小泉内閣で大臣を務めていた竹中平蔵氏の著書。あらゆる情報にすぐにつながれ、知識の価値が急落した現代は、考える力が重要になっている。その力をどのようにして鍛えるのか、実践を交えて教えてくれる1冊である。
考える力を養うために、「川を上り、海を渡る」ことが大切とのこと。川を上るとは、モノの成り立ちや歴史的経緯を探ること、海を渡るとは、他国と比較することである。時間、世界、という軸で、問題に向き合うのだ。

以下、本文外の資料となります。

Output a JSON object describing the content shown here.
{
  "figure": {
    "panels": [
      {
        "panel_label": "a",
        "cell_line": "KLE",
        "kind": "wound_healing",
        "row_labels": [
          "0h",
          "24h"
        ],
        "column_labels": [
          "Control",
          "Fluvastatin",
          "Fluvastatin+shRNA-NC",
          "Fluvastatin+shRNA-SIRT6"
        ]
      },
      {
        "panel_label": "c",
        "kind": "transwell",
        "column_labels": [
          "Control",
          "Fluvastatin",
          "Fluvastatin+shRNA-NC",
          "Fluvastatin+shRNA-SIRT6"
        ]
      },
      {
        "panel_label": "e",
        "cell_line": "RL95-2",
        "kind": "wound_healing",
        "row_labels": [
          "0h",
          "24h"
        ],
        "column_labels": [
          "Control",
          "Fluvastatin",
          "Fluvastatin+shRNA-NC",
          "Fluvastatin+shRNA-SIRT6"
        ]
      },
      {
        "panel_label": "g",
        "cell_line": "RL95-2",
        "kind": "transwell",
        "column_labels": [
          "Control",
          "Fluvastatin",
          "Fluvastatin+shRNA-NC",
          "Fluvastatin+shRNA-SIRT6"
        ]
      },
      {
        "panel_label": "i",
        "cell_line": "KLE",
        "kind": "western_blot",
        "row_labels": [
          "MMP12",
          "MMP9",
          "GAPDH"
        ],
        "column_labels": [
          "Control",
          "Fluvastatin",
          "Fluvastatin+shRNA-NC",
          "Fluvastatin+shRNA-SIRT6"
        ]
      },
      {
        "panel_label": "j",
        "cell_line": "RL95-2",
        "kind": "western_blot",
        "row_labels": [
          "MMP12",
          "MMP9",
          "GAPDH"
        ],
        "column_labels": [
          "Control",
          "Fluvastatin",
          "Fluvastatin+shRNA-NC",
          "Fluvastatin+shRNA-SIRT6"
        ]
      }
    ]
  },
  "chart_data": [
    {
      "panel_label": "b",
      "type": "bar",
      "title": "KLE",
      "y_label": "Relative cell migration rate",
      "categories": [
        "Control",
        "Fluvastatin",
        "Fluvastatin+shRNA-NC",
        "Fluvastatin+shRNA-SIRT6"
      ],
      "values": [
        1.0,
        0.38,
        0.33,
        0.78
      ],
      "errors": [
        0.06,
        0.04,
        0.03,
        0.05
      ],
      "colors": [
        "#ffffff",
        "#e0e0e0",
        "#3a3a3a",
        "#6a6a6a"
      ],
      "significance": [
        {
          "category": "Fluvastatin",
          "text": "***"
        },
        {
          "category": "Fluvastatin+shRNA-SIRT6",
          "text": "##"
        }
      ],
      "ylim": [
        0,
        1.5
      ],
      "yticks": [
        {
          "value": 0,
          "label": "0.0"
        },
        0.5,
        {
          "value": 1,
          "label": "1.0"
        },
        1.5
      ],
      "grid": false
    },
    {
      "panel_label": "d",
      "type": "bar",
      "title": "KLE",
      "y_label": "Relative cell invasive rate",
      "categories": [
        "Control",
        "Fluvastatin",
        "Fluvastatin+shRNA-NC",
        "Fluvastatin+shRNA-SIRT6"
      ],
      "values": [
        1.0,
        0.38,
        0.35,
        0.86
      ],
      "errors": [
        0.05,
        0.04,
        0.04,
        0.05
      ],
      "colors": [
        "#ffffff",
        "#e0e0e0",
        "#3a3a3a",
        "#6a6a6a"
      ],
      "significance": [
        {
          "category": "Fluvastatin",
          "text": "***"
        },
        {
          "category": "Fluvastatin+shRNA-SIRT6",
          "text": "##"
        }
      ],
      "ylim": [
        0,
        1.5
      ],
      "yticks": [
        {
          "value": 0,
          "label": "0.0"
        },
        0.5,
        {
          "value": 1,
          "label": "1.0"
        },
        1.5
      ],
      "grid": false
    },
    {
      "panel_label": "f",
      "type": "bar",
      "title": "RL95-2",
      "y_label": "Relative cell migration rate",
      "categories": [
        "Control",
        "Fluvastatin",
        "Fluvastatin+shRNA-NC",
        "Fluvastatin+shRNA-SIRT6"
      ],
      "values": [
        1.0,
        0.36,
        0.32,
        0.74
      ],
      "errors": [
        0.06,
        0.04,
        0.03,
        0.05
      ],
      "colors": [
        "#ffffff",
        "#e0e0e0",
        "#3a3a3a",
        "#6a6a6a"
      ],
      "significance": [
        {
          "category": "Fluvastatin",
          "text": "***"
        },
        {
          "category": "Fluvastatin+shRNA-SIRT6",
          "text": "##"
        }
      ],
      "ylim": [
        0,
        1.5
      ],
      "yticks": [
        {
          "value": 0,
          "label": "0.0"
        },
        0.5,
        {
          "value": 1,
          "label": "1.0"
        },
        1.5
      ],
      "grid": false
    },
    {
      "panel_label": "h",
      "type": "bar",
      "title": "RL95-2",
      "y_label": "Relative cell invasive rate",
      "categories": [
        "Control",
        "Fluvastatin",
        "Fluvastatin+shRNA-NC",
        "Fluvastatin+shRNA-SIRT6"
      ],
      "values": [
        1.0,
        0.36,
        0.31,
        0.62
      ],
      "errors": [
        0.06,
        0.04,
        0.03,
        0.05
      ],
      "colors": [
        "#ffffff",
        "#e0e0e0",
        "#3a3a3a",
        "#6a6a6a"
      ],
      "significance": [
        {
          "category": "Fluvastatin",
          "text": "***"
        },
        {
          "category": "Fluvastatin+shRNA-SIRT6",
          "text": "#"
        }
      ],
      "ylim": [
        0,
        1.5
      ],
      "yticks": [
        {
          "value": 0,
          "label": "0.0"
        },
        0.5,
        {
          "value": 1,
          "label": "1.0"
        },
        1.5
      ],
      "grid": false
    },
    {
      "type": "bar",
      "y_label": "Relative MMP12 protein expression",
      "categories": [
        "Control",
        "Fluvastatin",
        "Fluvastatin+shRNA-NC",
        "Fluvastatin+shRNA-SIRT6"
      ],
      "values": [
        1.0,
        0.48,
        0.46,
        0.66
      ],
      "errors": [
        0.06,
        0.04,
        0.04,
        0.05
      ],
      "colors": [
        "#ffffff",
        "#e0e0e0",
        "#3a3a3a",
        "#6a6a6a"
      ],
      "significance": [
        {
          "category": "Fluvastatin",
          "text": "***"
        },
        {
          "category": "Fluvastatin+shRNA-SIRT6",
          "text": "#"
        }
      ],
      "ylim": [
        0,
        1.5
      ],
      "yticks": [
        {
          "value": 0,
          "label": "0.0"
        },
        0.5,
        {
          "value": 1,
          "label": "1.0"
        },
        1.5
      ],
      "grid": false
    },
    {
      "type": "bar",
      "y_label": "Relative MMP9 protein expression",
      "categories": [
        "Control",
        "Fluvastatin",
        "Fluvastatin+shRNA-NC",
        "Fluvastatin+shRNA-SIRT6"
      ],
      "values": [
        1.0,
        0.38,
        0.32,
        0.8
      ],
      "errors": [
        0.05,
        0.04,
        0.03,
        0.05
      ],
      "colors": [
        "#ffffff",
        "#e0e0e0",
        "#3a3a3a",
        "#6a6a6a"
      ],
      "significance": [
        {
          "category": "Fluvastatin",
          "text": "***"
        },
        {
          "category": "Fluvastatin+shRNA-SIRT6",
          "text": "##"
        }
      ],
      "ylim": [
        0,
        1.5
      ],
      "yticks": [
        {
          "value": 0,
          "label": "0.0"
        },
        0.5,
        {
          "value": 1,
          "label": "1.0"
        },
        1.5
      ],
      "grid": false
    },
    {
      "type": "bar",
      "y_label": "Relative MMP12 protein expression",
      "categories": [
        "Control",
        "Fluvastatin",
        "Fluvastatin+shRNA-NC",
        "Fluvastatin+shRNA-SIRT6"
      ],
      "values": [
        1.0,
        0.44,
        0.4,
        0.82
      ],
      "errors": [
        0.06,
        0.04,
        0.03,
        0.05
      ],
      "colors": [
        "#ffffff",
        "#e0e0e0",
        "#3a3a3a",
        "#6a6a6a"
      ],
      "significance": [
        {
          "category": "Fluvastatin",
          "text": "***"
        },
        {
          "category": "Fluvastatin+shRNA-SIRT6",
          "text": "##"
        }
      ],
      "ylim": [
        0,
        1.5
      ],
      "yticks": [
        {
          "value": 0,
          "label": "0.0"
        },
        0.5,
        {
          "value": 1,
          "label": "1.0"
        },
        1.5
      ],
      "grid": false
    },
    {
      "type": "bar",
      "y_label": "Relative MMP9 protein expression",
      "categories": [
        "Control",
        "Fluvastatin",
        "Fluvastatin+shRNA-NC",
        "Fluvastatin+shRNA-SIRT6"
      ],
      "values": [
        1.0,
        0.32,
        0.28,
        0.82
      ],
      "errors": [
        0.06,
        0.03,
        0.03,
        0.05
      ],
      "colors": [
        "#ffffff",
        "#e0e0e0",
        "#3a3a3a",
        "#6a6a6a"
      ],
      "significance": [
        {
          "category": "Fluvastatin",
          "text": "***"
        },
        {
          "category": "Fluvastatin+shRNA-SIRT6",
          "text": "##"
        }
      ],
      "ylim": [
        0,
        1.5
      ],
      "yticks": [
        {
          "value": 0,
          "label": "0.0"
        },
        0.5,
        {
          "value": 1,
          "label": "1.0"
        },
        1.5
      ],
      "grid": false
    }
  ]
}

なぜ牛乳パックが四角いのか、ご存知だろうか?著者はこの問題に対して、「川を上る」方法での考え方を説明している。
底が四角いメリットは、無駄なく隙間なく並べられること。牛乳はジュースと違って腐りやすく、輸送時も販売時もずっと冷蔵庫に入れなければならない。だから牛乳は、冷蔵庫に並べやすいよう四角い形をしているのだ。
なるほど、と感じた。すべてのモノや形に意味があるということを体感できたし、こういった考え方をしていけば、世の中の見え方が変わってきそうだ。
すぐに思考停止してしまうのではなく、深く深く考える癖をつけていけば、発想も気持ちも豊かになりそうな気がしてきた。